When a woman had left work early and was on a completely personal errand at the time she caused an automobile accident, her employer could not be held liable for her actions.
In Gunter v. Estate of Armstrong, No. E2018-01473-COA-R3-CV (Tenn. Ct. App. Aug. 12, 2019), plaintiff sued the employer of Jamie Armstrong after Armstrong’s vehicle crossed the centerline of a road and caused a car accident, injuring plaintiff. Just before the accident, Armstrong had been working a shift for defendant employer as an in-home caretaker. Armstrong’s replacement showed up early, and Armstrong decided to leave her shift thirty minutes before it ended.

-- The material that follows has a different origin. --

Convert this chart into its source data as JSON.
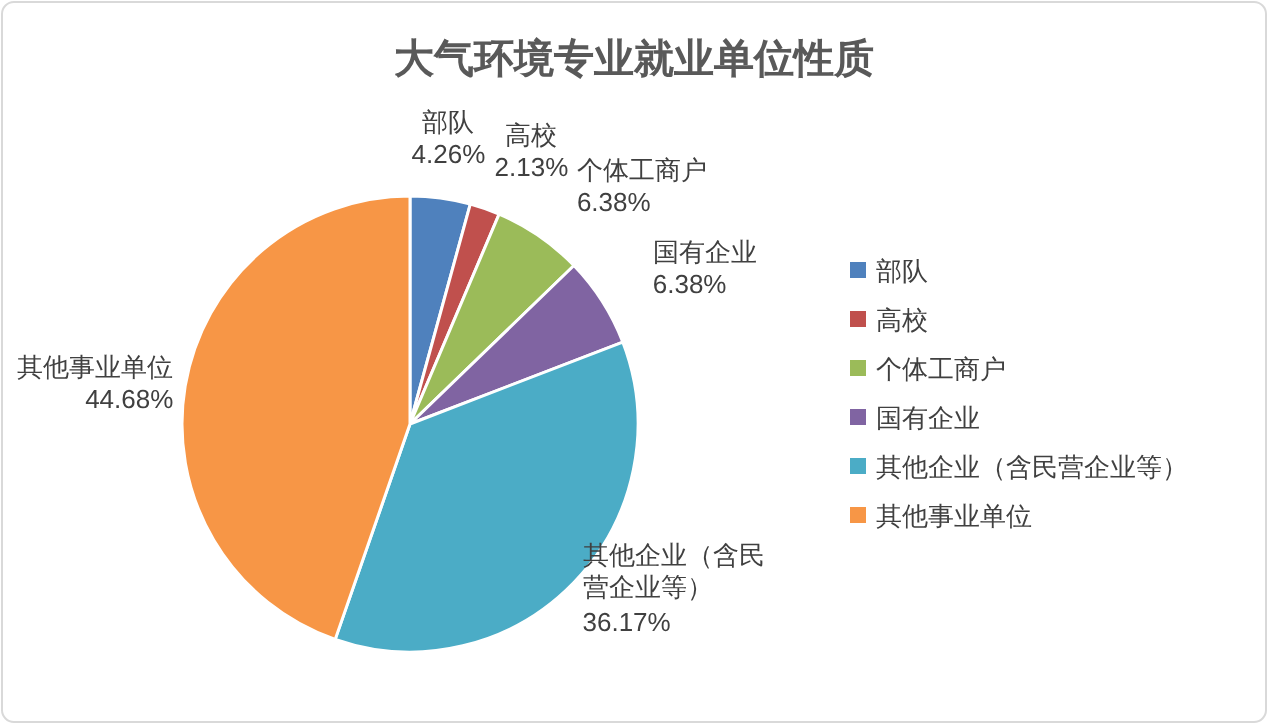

This was apparently common practice, although she could technically be called back into work during the remaining thirty minutes. When Armstrong left work, she decided to go get her male friend coffee, and the accident occurred while she was en route to this personal errand.

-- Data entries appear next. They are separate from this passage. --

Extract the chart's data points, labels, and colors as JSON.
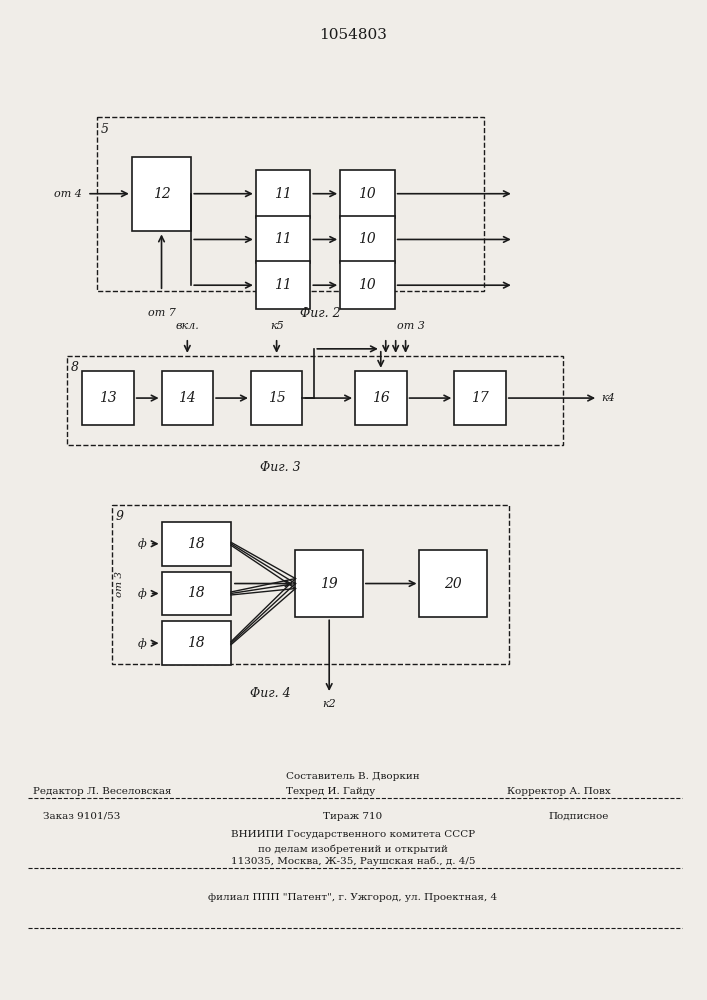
{
  "title": "1054803",
  "bg_color": "#f0ede8",
  "line_color": "#1a1a1a",
  "box_color": "#ffffff",
  "footer": {
    "line1_center": "Составитель В. Дворкин",
    "line1_left": "Редактор Л. Веселовская",
    "line1_center2": "Техред И. Гайду",
    "line1_right": "Корректор А. Повх",
    "line2_left": "Заказ 9101/53",
    "line2_center": "Тираж 710",
    "line2_right": "Подписное",
    "line3": "ВНИИПИ Государственного комитета СССР",
    "line4": "по делам изобретений и открытий",
    "line5": "113035, Москва, Ж-35, Раушская наб., д. 4/5",
    "line6": "филиал ППП \"Патент\", г. Ужгород, ул. Проектная, 4"
  }
}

When Armstrong had been hired, defendant employer had run a drug screen and a TBI background check, both of which came back clear. Defendant did not know that Armstrong had any issues with prescription drug use. On the morning of the accident, the employee who relieved Armstrong said that she seemed very tired and offered to drive her home, but did not believe that she was under the influence.
Plaintiff filed suit against defendant employer, arguing that the employer should be held liable for the accident. The trial court granted summary judgment to the defendant, and the Court of Appeals affirmed.
The first issue on appeal was whether defendant could be held liable under the theory of respondeat superior. “[U]nder the doctrine of respondeat superior, an employer may be held vicariously liable for torts committed by its employee within the course and scope of his or her employment.” (internal citation and quotation omitted). If, however, an employee “steps or turns aside from his employer’s work or business to serve some purpose of his own, unconnected with the employer’s business,” the doctrine will not apply. (internal citation and quotation omitted). The Court ruled that the facts of this case “do not support the inference that [Armstrong] was engaging in activity that benefitted [defendant] at the time of the accident or that her employment created the necessity to travel to retrieve coffee for a friend.” The Court concluded that Armstrong was “not acting within the scope of her employment when she left her place of employment to pursue a personal errand unrelated to work.” Further, the argument that she could still technically be called into work had no bearing on this ruling, as the Court reasoned that it had previously “declined to extend liability to employers in circumstances when an employee was ‘on call,’ rather than actively completing tasks for the benefit of his or her employer, at the time that the employee caused tortious harm.” (internal citation omitted).
Second, the Court considered plaintiff’s negligent hiring claim. “[A] claim of negligent hiring arises only when a particular unfitness of a job applicant creates a danger to others which the employer should have known.” (internal citation and quotations omitted). Pointing to the facts that the drug screen and background check came back clear and that Armstrong signed the company’s drug-free workplace policy, the Court found that defendant “had no knowledge of or reason to know that hiring [Armstrong] would pose such a risk.” In addition, the Court ruled that plaintiff failed to show that defendant’s hiring of Armstrong was the proximate cause of her injury, as “the hiring of an employee is not the proximate cause of his acts committed outside the scope of employment.” (internal citation and quotations omitted).
Third, the Court analyzed plaintiff’s negligent supervision claim. The Court pointed out that, as part of this claim, plaintiff had to “demonstrate that [defendant] could foresee, or through the exercise of reasonable diligence should have foreseen, the general manner in which the injury or loss occurred.” (internal citation and quotation omitted). In this case, Armstrong’s “employment record with [defendant] offered no indication of a propensity for drug use or intoxication at work.” While defendant appeared tired when relieved that morning, she had just worked an overnight shift and had had an appropriate amount of time off before the overnight. During Armstrong’s tenure with defendant, there were no complaints or problems indicating that she might have a substance abuse problem, and the Court thus affirmed the finding that plaintiff’s “injuries were not reasonably foreseeable by [defendant].”
Finally, the Court briefly noted that this case failed on a general negligence claim as well. The Court pointed out that “no liability attaches to an employer when its employee causes an automobile accident after leaving the place of employment in a known intoxicated state, absent a showing that an employer in some way contributed to its employee’s intoxication.” (internal citation omitted). Here, Armstrong was driving on a public road in her own vehicle, and she had left her place of employment early without express permission. Nothing in her employment record indicated that she was at risk of substance abuse, and there had been no previous “red flags.” Accordingly, defendant “could not reasonably foresee that [Armstrong] would injure [plaintiff] in an automobile accident after she left the workplace.”
Based on the facts presented here, pinning liability on the employer, in this case, was unlikely.
NOTE: To aid lawyers in giving clients guidance about how long it takes to receive an opinion after oral argument in the appellate courts, we are going to start sharing that information with readers. Please understand that the length of time that elapses between oral argument and the date the opinion is released is dependent on a multitude of factors, not the least of which is the complexity of the issues presented. In this case, the opinion was released less than three months after oral argument.